Soft Drusen in Age-Related Macular Degeneration: Biology and Targeting Via the Oil Spill Strategies

AMD is a major cause of legal blindness in older adults approachable through multidisciplinary research involving human tissues and patients. AMD is a vascular-metabolic-inflammatory disease, in which two sets of extracellular deposits, soft drusen/basal linear deposit (BLinD) and subretinal drusenoid deposit (SDD), confer risk for end-stages of atrophy and neovascularization. Understanding how deposits form can lead to insights for new preventions and therapy. The topographic correspondence of BLinD and SDD with cones and rods, respectively, suggest newly realized exchange pathways among outer retinal cells and across Bruch's membrane and the subretinal space, in service of highly evolved, eye-specific physiology. This review focuses on soft drusen/BLinD, summarizing evidence that a major ultrastructural component is large apolipoprotein B,E-containing, cholesterol-rich lipoproteins secreted by the retinal pigment epithelium (RPE) that offload unneeded lipids of dietary and outer segment origin to create an atherosclerosis-like progression in the subRPE-basal lamina space. Clinical observations and an RPE cell culture system combine to suggest that soft drusen/BLinD form when secretions of functional RPE back up in the subRPE-basal lamina space by impaired egress across aged Bruch's membrane-choriocapillary endothelium. The soft drusen lifecycle includes growth, anterior migration of RPE atop drusen, then collapse, and atrophy. Proof-of-concept studies in humans and animal models suggest that targeting the “Oil Spill in Bruch's membrane” offers promise of treating a process in early AMD that underlies progression to both end-stages. A companion article addresses the antecedents of soft drusen within the biology of the macula.

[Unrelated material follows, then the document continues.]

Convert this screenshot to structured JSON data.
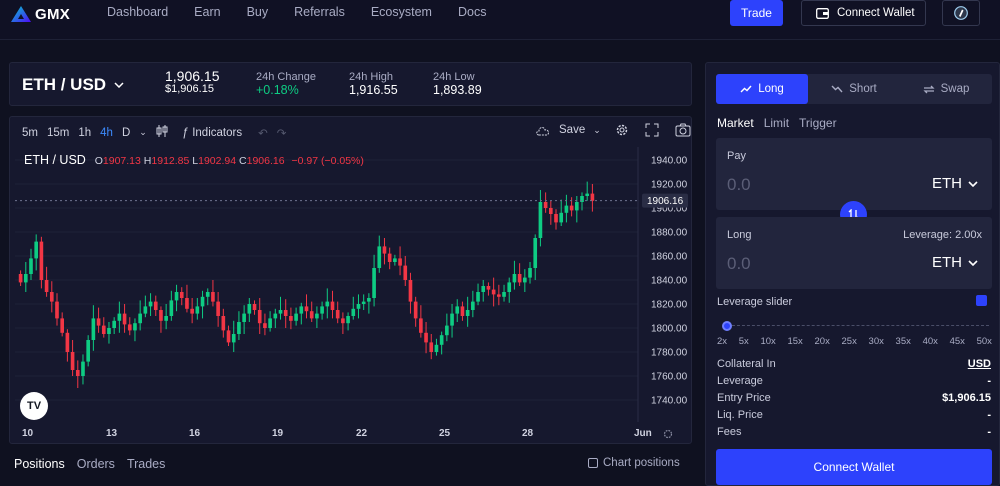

Antecedents of Soft Drusen, the Specific Deposits of Age-Related Macular Degeneration, in the Biology of Human Macula

AMD pathobiology was irreversibly changed by the recent discovery of extracellular cholesterol-containing deposits in the subretinal space, between the photoreceptors and retinal pigment epithelium (RPE), called subretinal drusenoid deposits (SDDs). SDDs strikingly mirror the topography of rod photoreceptors in human macula, raising the question of whether an equivalent process results in a deposition related to foveal cones. Herein we propose that AMD's pathognomonic lesion-soft drusen and basal linear deposit (BLinD, same material, diffusely distributed)-is the leading candidate. Epidemiologic, clinical, and histologic data suggest that these deposits are most abundant in the central macula, under the fovea. Strong evidence presented in a companion article supports the idea that the dominant ultrastructural component is large apolipoprotein B,E-containing lipoproteins, constitutively secreted by RPE. Lipoprotein fatty acids are dominated by linoleate (implicating diet) rather than docosahexaenoate (implicating photoreceptors); we seek within the retina cellular relationships and dietary drivers to explain soft druse topography. The delivery of xanthophyll pigments to highly evolved and numerous Müller cells in the human fovea, through RPE, is one strong candidate, because Müller cells are the main reservoir of these pigments, which replenish from diet. We propose that the evolution of neuroglial relations and xanthophyll delivery that underlie exquisite human foveal vision came with a price, that is, soft drusen and sequela, long after our reproductive years.